In March, one in every four South Korean in the 15-to-29 age group was not employed either by choice or due to the lack of jobs, government data showed.
‘CHAEBOL’ EFFECT
While India and other countries face similar challenges in creating jobs for skilled labor, the dominance of family-run conglomerates known as chaebol makes South Korea uniquely vulnerable.
The top 10 conglomerates, including world-class brands such as Samsung Electronics Co and Hyundai Motor Co, make up half of South Korea’s total market capitalization.
However, only 13 percent of the country’s workforce is employed by firms with more than 250 employees, the second-lowest after Greece in the OECD and far below the 47 percent in Japan.
“The big companies have mastered a business model to survive without boosting hiring” as labor costs rise and firing legacy workers remains difficult, said Kim So-young, an economics professor at Seoul National University.
Yet while increasing numbers of college graduates are moving overseas for work, South Korea is bringing in more foreigners to solve another labor problem — an acute shortage of blue-collar workers.
Even amid a glut of overeducated and underemployed graduates, most refuse to “get their hands dirty,” said Lim Chae-wook, who manages a factory making cable trays that employs 90 people in Ansan, southwest of Seoul.
“Locals simply don’t want this job because they think its degrading, so we’re forced to hire a lot of foreign workers,” Lim said, pointing to nearly two dozen workers from the Philippines, Vietnam and China working in safety masks behind welding machines.

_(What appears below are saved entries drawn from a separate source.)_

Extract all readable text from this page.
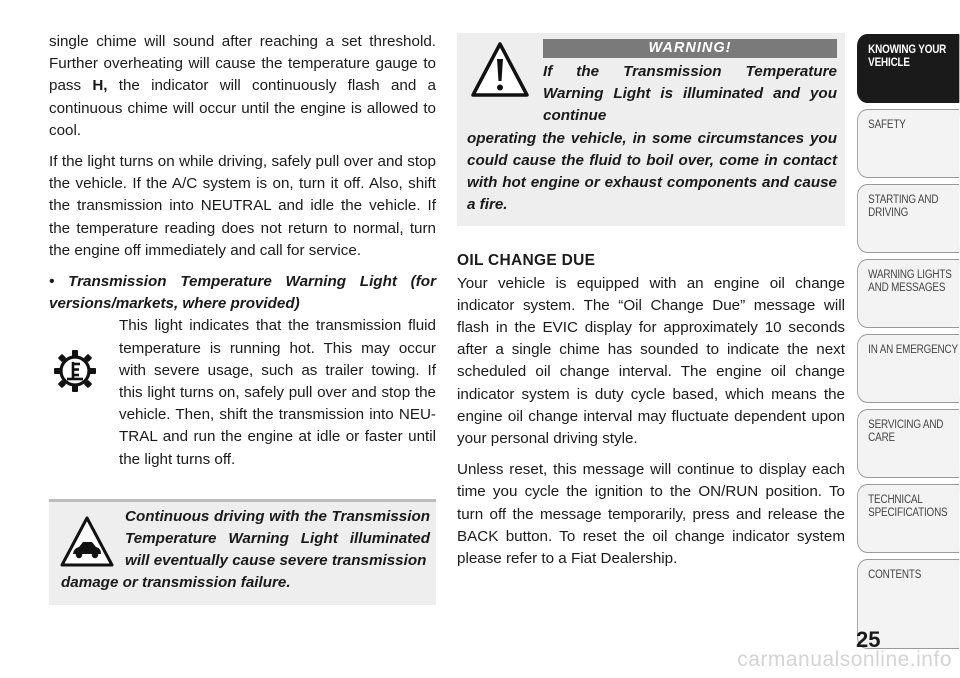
single chime will sound after reaching a set threshold. Further overheating will cause the temperature gauge to pass H, the indicator will continuously flash and a continuous chime will occur until the engine is allowed to cool.

If the light turns on while driving, safely pull over and stop the vehicle. If the A/C system is on, turn it off. Also, shift the transmission into NEUTRAL and idle the vehicle. If the temperature reading does not return to normal, turn the engine off immediately and call for service.

• Transmission Temperature Warning Light (for versions/markets, where provided)

This light indicates that the transmission fluid temperature is running hot. This may occur with severe usage, such as trailer towing. If this light turns on, safely pull over and stop the vehicle. Then, shift the transmission into NEU-TRAL and run the engine at idle or faster until the light turns off.

Continuous driving with the Transmission Temperature Warning Light illuminated will eventually cause severe transmission
damage or transmission failure.

WARNING!

If the Transmission Temperature Warning Light is illuminated and you continue
operating the vehicle, in some circumstances you could cause the fluid to boil over, come in contact with hot engine or exhaust components and cause a fire.

OIL CHANGE DUE

Your vehicle is equipped with an engine oil change indicator system. The “Oil Change Due” message will flash in the EVIC display for approximately 10 seconds after a single chime has sounded to indicate the next scheduled oil change interval. The engine oil change indicator system is duty cycle based, which means the engine oil change interval may fluctuate dependent upon your personal driving style.

Unless reset, this message will continue to display each time you cycle the ignition to the ON/RUN position. To turn off the message temporarily, press and release the BACK button. To reset the oil change indicator system please refer to a Fiat Dealership.

KNOWING YOUR VEHICLE
SAFETY
STARTING AND DRIVING
WARNING LIGHTS AND MESSAGES
IN AN EMERGENCY
SERVICING AND CARE
TECHNICAL SPECIFICATIONS
CONTENTS
25
carmanualsonline.info
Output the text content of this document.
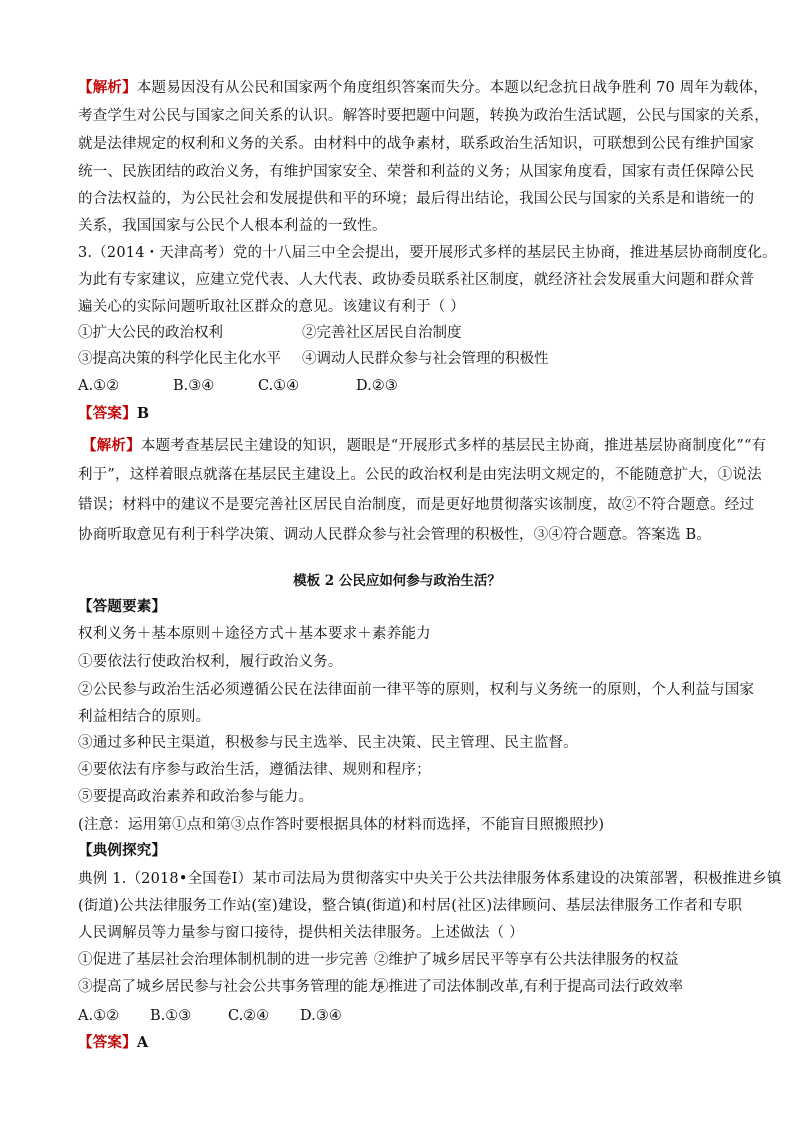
【解析】本题易因没有从公民和国家两个角度组织答案而失分。本题以纪念抗日战争胜利 70 周年为载体，
考查学生对公民与国家之间关系的认识。解答时要把题中问题，转换为政治生活试题，公民与国家的关系，
就是法律规定的权利和义务的关系。由材料中的战争素材，联系政治生活知识，可联想到公民有维护国家
统一、民族团结的政治义务，有维护国家安全、荣誉和利益的义务；从国家角度看，国家有责任保障公民
的合法权益的，为公民社会和发展提供和平的环境；最后得出结论，我国公民与国家的关系是和谐统一的
关系，我国国家与公民个人根本利益的一致性。
3.（2014・天津高考）党的十八届三中全会提出，要开展形式多样的基层民主协商，推进基层协商制度化。
为此有专家建议，应建立党代表、人大代表、政协委员联系社区制度，就经济社会发展重大问题和群众普
遍关心的实际问题听取社区群众的意见。该建议有利于（ ）
①扩大公民的政治权利	②完善社区居民自治制度
③提高决策的科学化民主化水平 ④调动人民群众参与社会管理的积极性
A.①②	B.③④	C.①④	D.②③
【答案】B
【解析】本题考查基层民主建设的知识，题眼是“开展形式多样的基层民主协商，推进基层协商制度化”“有
利于”，这样着眼点就落在基层民主建设上。公民的政治权利是由宪法明文规定的，不能随意扩大，①说法
错误；材料中的建议不是要完善社区居民自治制度，而是更好地贯彻落实该制度，故②不符合题意。经过
协商听取意见有利于科学决策、调动人民群众参与社会管理的积极性，③④符合题意。答案选 B。
模板 2 公民应如何参与政治生活？
【答题要素】
权利义务＋基本原则＋途径方式＋基本要求＋素养能力
①要依法行使政治权利，履行政治义务。
②公民参与政治生活必须遵循公民在法律面前一律平等的原则，权利与义务统一的原则，个人利益与国家
利益相结合的原则。
③通过多种民主渠道，积极参与民主选举、民主决策、民主管理、民主监督。
④要依法有序参与政治生活，遵循法律、规则和程序；
⑤要提高政治素养和政治参与能力。
(注意：运用第①点和第③点作答时要根据具体的材料而选择，不能盲目照搬照抄)
【典例探究】
典例 1.（2018•全国卷Ⅰ）某市司法局为贯彻落实中央关于公共法律服务体系建设的决策部署，积极推进乡镇
(街道)公共法律服务工作站(室)建设，整合镇(街道)和村居(社区)法律顾问、基层法律服务工作者和专职
人民调解员等力量参与窗口接待，提供相关法律服务。上述做法（ ）
①促进了基层社会治理体制机制的进一步完善 ②维护了城乡居民平等享有公共法律服务的权益
③提高了城乡居民参与社会公共事务管理的能力
④推进了司法体制改革,有利于提高司法行政效率
A.①② B.①③	C.②④ D.③④
【答案】A
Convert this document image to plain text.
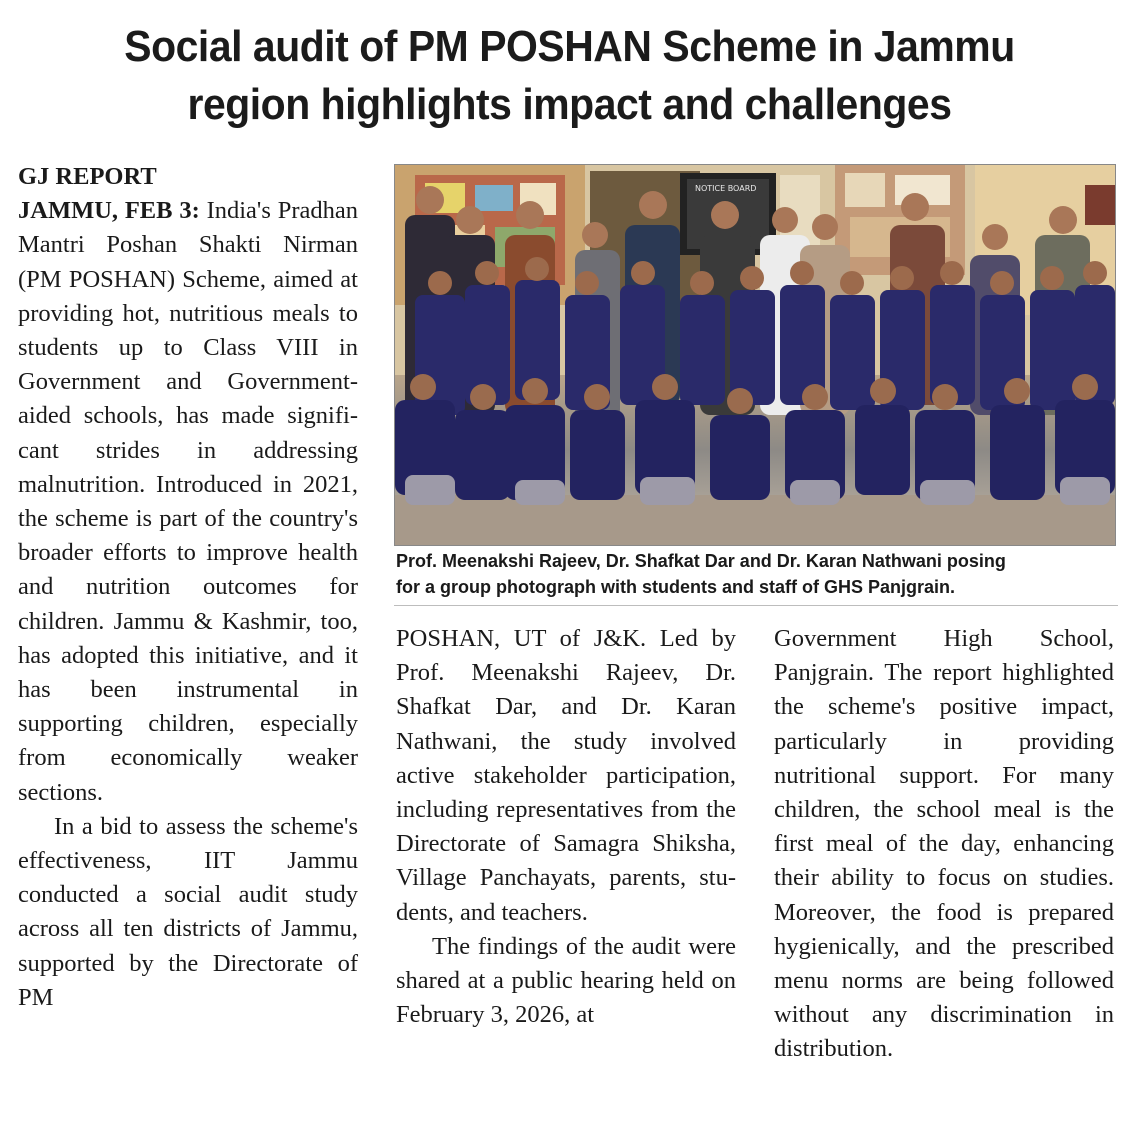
Social audit of PM POSHAN Scheme in Jammu
region highlights impact and challenges

GJ REPORT

JAMMU, FEB 3: India's Pradhan Mantri Poshan Shakti Nirman (PM POSHAN) Scheme, aimed at providing hot, nutritious meals to students up to Class VIII in Government and Government-aided schools, has made significant strides in addressing malnutrition. Introduced in 2021, the scheme is part of the country's broader efforts to improve health and nutrition outcomes for children. Jammu & Kashmir, too, has adopted this initiative, and it has been instrumental in supporting children, especially from economically weaker sections.

In a bid to assess the scheme's effectiveness, IIT Jammu conducted a social audit study across all ten districts of Jammu, supported by the Directorate of PM

NOTICE BOARD
Prof. Meenakshi Rajeev, Dr. Shafkat Dar and Dr. Karan Nathwani posing
for a group photograph with students and staff of GHS Panjgrain.

POSHAN, UT of J&K. Led by Prof. Meenakshi Rajeev, Dr. Shafkat Dar, and Dr. Karan Nathwani, the study involved active stakeholder participation, including representatives from the Directorate of Samagra Shiksha, Village Panchayats, parents, students, and teachers.

The findings of the audit were shared at a public hearing held on February 3, 2026, at

Government High School, Panjgrain. The report highlighted the scheme's positive impact, particularly in providing nutritional support. For many children, the school meal is the first meal of the day, enhancing their ability to focus on studies. Moreover, the food is prepared hygienically, and the prescribed menu norms are being followed without any discrimination in distribution.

For those who escaped South Korea’s tough job market, not all has been rosy.
Several people who found overseas jobs with government help have said that they ended up taking menial work, such as dishwashing in Taiwan and meat processing in rural Australia, or were misinformed about pay and conditions.
Lee Sun-hyung, a 30-year old athletics major, used K-move to go to Sydney to work as a swim coach in 2017, but earned less than A$600 (US$419) a month, one-third what her government handlers told her in Seoul.
“It wasn’t what I had hoped for. I could not even afford to pay rent,” said Lee, who ended up cleaning windows at a fashion store part-time before she returned home broke less than a year later.
Still, the grim job market at home is driving more South Koreans to the program every year.
BUDGET INCREASE
The government has also increased the program’s budget — from 57.4 billion won (US$48.9 million) in 2015 to 76.8 billion won last year — to support rising demand, data provided by South Korean lawmaker Kim Jung-hoon showed.
“The government isn’t scaling up this project to the extent we would worry about brain drain,” said Huh Chang, head of the Development Finance Bureau at the South Korean Ministry of Finance, which comanages state-run vocational training programs with the South Korean Ministry of Labor.
Rather, the focus is on meeting growing demand for overseas experience given so many graduates are outside the workforce, Huh said.
A hopeful scenario would be for the economy to one day make use of the resources these graduates bring home as experienced returnees, Huh said.